Virola pavonis
- Conservation status: Least Concern (IUCN 3.1)

Scientific classification
- Kingdom: Plantae
- Clade: Tracheophytes
- Clade: Angiosperms
- Clade: Magnoliids
- Order: Magnoliales
- Family: Myristicaceae
- Genus: Virola
- Species: V. pavonis
- Binomial name: Virola pavonis (A.DC.) A.C.Sm. (1938)
- Synonyms: Myristica pavonis A.DC. (1857); Myristica venosa var. pavonis (A.DC.) Warb.; Palala pavonis (A.DC.) Kuntze; Virola elliptica A.C.Sm.; Virola venosa var. pavonis (A.DC.) Warb.;

= Virola pavonis =

- Genus: Virola
- Species: pavonis
- Authority: (A.DC.) A.C.Sm. (1938)
- Conservation status: LC
- Synonyms: Myristica pavonis A.DC. (1857), Myristica venosa var. pavonis (A.DC.) Warb., Palala pavonis (A.DC.) Kuntze, Virola elliptica A.C.Sm., Virola venosa var. pavonis (A.DC.) Warb.

Species of tree

Virola pavonis is a species of tree in the family Myristicaceae.

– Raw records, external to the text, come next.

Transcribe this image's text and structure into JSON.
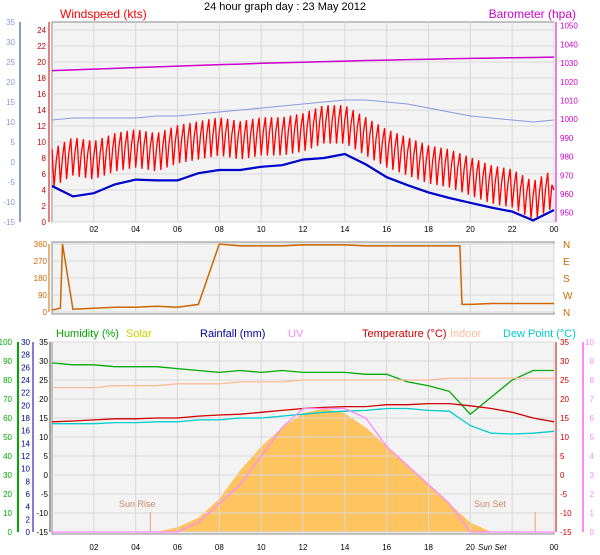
{
  "title": "24 hour graph day : 23 May 2012",
  "x_ticks": [
    "02",
    "04",
    "06",
    "08",
    "10",
    "12",
    "14",
    "16",
    "18",
    "20",
    "22",
    "00"
  ],
  "colors": {
    "windspeed": "#ff0000",
    "windavg": "#0000cc",
    "outer_left": "#8899dd",
    "barometer": "#cc00cc",
    "winddir": "#cc6600",
    "humidity": "#00aa00",
    "solar": "#cccc00",
    "rainfall": "#000099",
    "uv": "#ff88ff",
    "temperature": "#cc0000",
    "indoor": "#ffbb99",
    "dewpoint": "#00cccc",
    "sun_fill": "#ffbb44"
  },
  "chart_data": [
    {
      "type": "line",
      "name": "wind-barometer",
      "labels": {
        "windspeed": "Windspeed (kts)",
        "barometer": "Barometer (hpa)"
      },
      "yticks_wind": [
        "0",
        "2",
        "4",
        "6",
        "8",
        "10",
        "12",
        "14",
        "16",
        "18",
        "20",
        "22",
        "24"
      ],
      "yticks_outer": [
        "-15",
        "-10",
        "-5",
        "0",
        "5",
        "10",
        "15",
        "20",
        "25",
        "30",
        "35"
      ],
      "yticks_baro": [
        "950",
        "960",
        "970",
        "980",
        "990",
        "1000",
        "1010",
        "1020",
        "1030",
        "1040",
        "1050"
      ],
      "ylim_wind": [
        0,
        25
      ],
      "ylim_baro": [
        945,
        1052
      ],
      "ylim_outer": [
        -15,
        35
      ],
      "x": [
        0,
        1,
        2,
        3,
        4,
        5,
        6,
        7,
        8,
        9,
        10,
        11,
        12,
        13,
        14,
        15,
        16,
        17,
        18,
        19,
        20,
        21,
        22,
        23,
        24
      ],
      "series": [
        {
          "key": "windspeed",
          "values": [
            6.5,
            8,
            7.5,
            8.5,
            9,
            8.5,
            9.5,
            10,
            10.5,
            10,
            10.5,
            10.5,
            11,
            12,
            12,
            10.5,
            9,
            8,
            7,
            6.5,
            5.5,
            4.5,
            4,
            2.5,
            4
          ]
        },
        {
          "key": "windavg",
          "values": [
            4.5,
            3.2,
            3.6,
            4.7,
            5.3,
            5.2,
            5.2,
            6.1,
            6.5,
            6.5,
            6.9,
            7.1,
            7.8,
            8.0,
            8.5,
            7.2,
            5.6,
            4.6,
            3.7,
            3.0,
            2.4,
            1.8,
            1.3,
            0.2,
            1.5
          ]
        },
        {
          "key": "outer",
          "values": [
            10.5,
            11,
            11,
            11,
            11,
            11.5,
            11.5,
            12,
            12.5,
            13,
            13.5,
            14,
            14.5,
            15,
            15.5,
            15.5,
            15,
            14.5,
            13.5,
            12.5,
            11.5,
            11,
            10.5,
            10,
            10.5
          ]
        },
        {
          "key": "barometer",
          "values": [
            1026,
            1026.4,
            1026.8,
            1027.2,
            1027.6,
            1028,
            1028.4,
            1028.8,
            1029.2,
            1029.5,
            1029.9,
            1030.2,
            1030.5,
            1030.8,
            1031.1,
            1031.4,
            1031.6,
            1031.9,
            1032.1,
            1032.3,
            1032.5,
            1032.7,
            1032.9,
            1033,
            1033.2
          ]
        }
      ]
    },
    {
      "type": "line",
      "name": "wind-direction",
      "yticks": [
        "0",
        "90",
        "180",
        "270",
        "360"
      ],
      "compass": [
        "N",
        "W",
        "S",
        "E",
        "N"
      ],
      "ylim": [
        0,
        360
      ],
      "series": [
        {
          "key": "winddir",
          "x": [
            0,
            0.4,
            0.5,
            1,
            2,
            3,
            4,
            5,
            6,
            7,
            8,
            9,
            10,
            11,
            12,
            13,
            14,
            15,
            16,
            17,
            18,
            19,
            19.5,
            19.6,
            20,
            21,
            22,
            23,
            24
          ],
          "values": [
            10,
            20,
            360,
            15,
            20,
            25,
            25,
            30,
            25,
            40,
            360,
            350,
            350,
            350,
            355,
            355,
            355,
            350,
            350,
            350,
            350,
            350,
            350,
            40,
            40,
            45,
            45,
            45,
            45
          ]
        }
      ]
    },
    {
      "type": "line",
      "name": "humidity-temperature",
      "labels": {
        "humidity": "Humidity (%)",
        "solar": "Solar",
        "rainfall": "Rainfall (mm)",
        "uv": "UV",
        "temperature": "Temperature (°C)",
        "indoor": "Indoor",
        "dewpoint": "Dew Point (°C)",
        "sun_rise": "Sun Rise",
        "sun_set": "Sun Set",
        "sun_set_axis": "Sun Set"
      },
      "yticks_humidity": [
        "0",
        "10",
        "20",
        "30",
        "40",
        "50",
        "60",
        "70",
        "80",
        "90",
        "100"
      ],
      "yticks_rain": [
        "0",
        "2",
        "4",
        "6",
        "8",
        "10",
        "12",
        "14",
        "16",
        "18",
        "20",
        "22",
        "24",
        "26",
        "28",
        "30"
      ],
      "yticks_temp_left": [
        "-15",
        "-10",
        "-5",
        "0",
        "5",
        "10",
        "15",
        "20",
        "25",
        "30",
        "35"
      ],
      "yticks_temp_right": [
        "-15",
        "-10",
        "-5",
        "0",
        "5",
        "10",
        "15",
        "20",
        "25",
        "30",
        "35"
      ],
      "yticks_uv": [
        "0",
        "1",
        "2",
        "3",
        "4",
        "5",
        "6",
        "7",
        "8",
        "9",
        "10"
      ],
      "ylim_humidity": [
        0,
        100
      ],
      "ylim_temp": [
        -15,
        35
      ],
      "sunrise_hour": 4.7,
      "sunset_hour": 20.2,
      "x": [
        0,
        1,
        2,
        3,
        4,
        5,
        6,
        7,
        8,
        9,
        10,
        11,
        12,
        13,
        14,
        15,
        16,
        17,
        18,
        19,
        20,
        21,
        22,
        23,
        24
      ],
      "series": [
        {
          "key": "humidity",
          "values": [
            89,
            88,
            88,
            87,
            87,
            87,
            86,
            85,
            84,
            85,
            84,
            85,
            84,
            84,
            84,
            83,
            83,
            79,
            77,
            74,
            62,
            71,
            80,
            85,
            85
          ]
        },
        {
          "key": "temperature",
          "values": [
            14,
            14.2,
            14.5,
            14.8,
            14.8,
            15,
            15,
            15.5,
            15.8,
            16,
            16.5,
            17,
            17.5,
            17.8,
            18,
            18,
            18.5,
            18.5,
            18.8,
            18.8,
            18.2,
            17.5,
            16.5,
            15,
            14
          ]
        },
        {
          "key": "dewpoint",
          "values": [
            13.5,
            13.5,
            13.5,
            13.8,
            13.8,
            14,
            14,
            14.5,
            14.5,
            15,
            15,
            15.5,
            16,
            16.5,
            16.8,
            17,
            17.5,
            17.5,
            17,
            16.8,
            13,
            11,
            10.8,
            11,
            11.5
          ]
        },
        {
          "key": "indoor",
          "values": [
            23,
            23,
            23,
            23.5,
            23.5,
            23.5,
            24,
            24,
            24,
            24.5,
            24.5,
            24.5,
            25,
            25,
            25,
            25,
            25,
            25,
            25,
            25.5,
            25.5,
            25.5,
            25.5,
            25.5,
            25.5
          ]
        },
        {
          "key": "uv",
          "values": [
            0,
            0,
            0,
            0,
            0,
            0,
            0,
            0.5,
            1.5,
            2.5,
            4,
            5.5,
            6.5,
            6.5,
            6.5,
            6,
            4.5,
            3.5,
            2.5,
            1.5,
            0,
            0,
            0,
            0,
            0
          ]
        },
        {
          "key": "solar",
          "values": [
            0,
            0,
            0,
            0,
            0,
            0,
            0.5,
            1.5,
            3.5,
            6.5,
            9,
            11,
            12.5,
            13,
            12.5,
            11,
            9,
            7,
            5,
            3,
            1,
            0,
            0,
            0,
            0
          ]
        }
      ]
    }
  ]
}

It is found in Brazil (Acre, Amazonas, Mato Grosso, Pará, Rondônia), Bolivia, Colombia, Ecuador, Peru and Venezuela.
The tree grows to a height of about 15-30m tall.

==Appearance==

===Fruit and flowers===
The Virola pavonis tree bears an ellipsoidal fruit, 36–42 mm long and 30–34 mm in diameter. The fruit appears to be nut like, with an outer shell with a reddish colored fruit inside. Before the fruit gets to this stage, it is a green unripe nut like in appearance. The Virola pavonis also is a flowering tree, having small reddish yellow flowering bud.

===Leaves===
The leaves of the Virola pavonis tree are in an alternate pattern, meaning the leaves spring one node at different levels of the stem. The veins of the leaf are pinnate. There is one main stem or midrib from which the other stems source from. The leaf is elliptically shaped with smooth margins (or edges). Also, the leaves of Virola pavonis are stalked meaning the leaves have a petiole thus meaning it is petiolated.

==Occurrences==
Virola pavonis has the highest concentration as well as the most commonly recorded to be found in various areas of Peru as well as in the Amazon.

==Chemical components==
Virola pavonis bears a fruit. The seeds of this fruit contain various neolignans. According to an abstract written by Marcia O.M. Marquesa, Massayoshi Yoshidaa and Otto R. Gottlieba for the Instituto de Química, Universidade de São Paul in March 1992,
 "Virola pavonis was found to contain in the arils of its fruits 8.O.4′,7.O.3′-neolignans (eusiderins A, C and K) and a 8.O.4′-neolignan (of the β-propenylaryloxy-arylpropane type) and in the seed coats of its fruits 8.5′-neolignans (carinatone, carinatol) and 8.5′,7.O.4′-neolignans (dihydrocarinatin, carinatin). Some previous 13C NMR assignments for the latter four compounds are corrected."

The leaves of Virola pavonis contain the chemical compounds DMT and pavonisol, according to Pedro H Ferria and Lauro E.S Barataa;

"Pavonisol, a new C-1/C-2 oxygenated phenylpropanoid, together with the known eusiderin-E and an 8,4′-oxyneolignan, were isolated from Virola pavonis leaves. Their structures were established by spectroscopic methods and chemical transformations."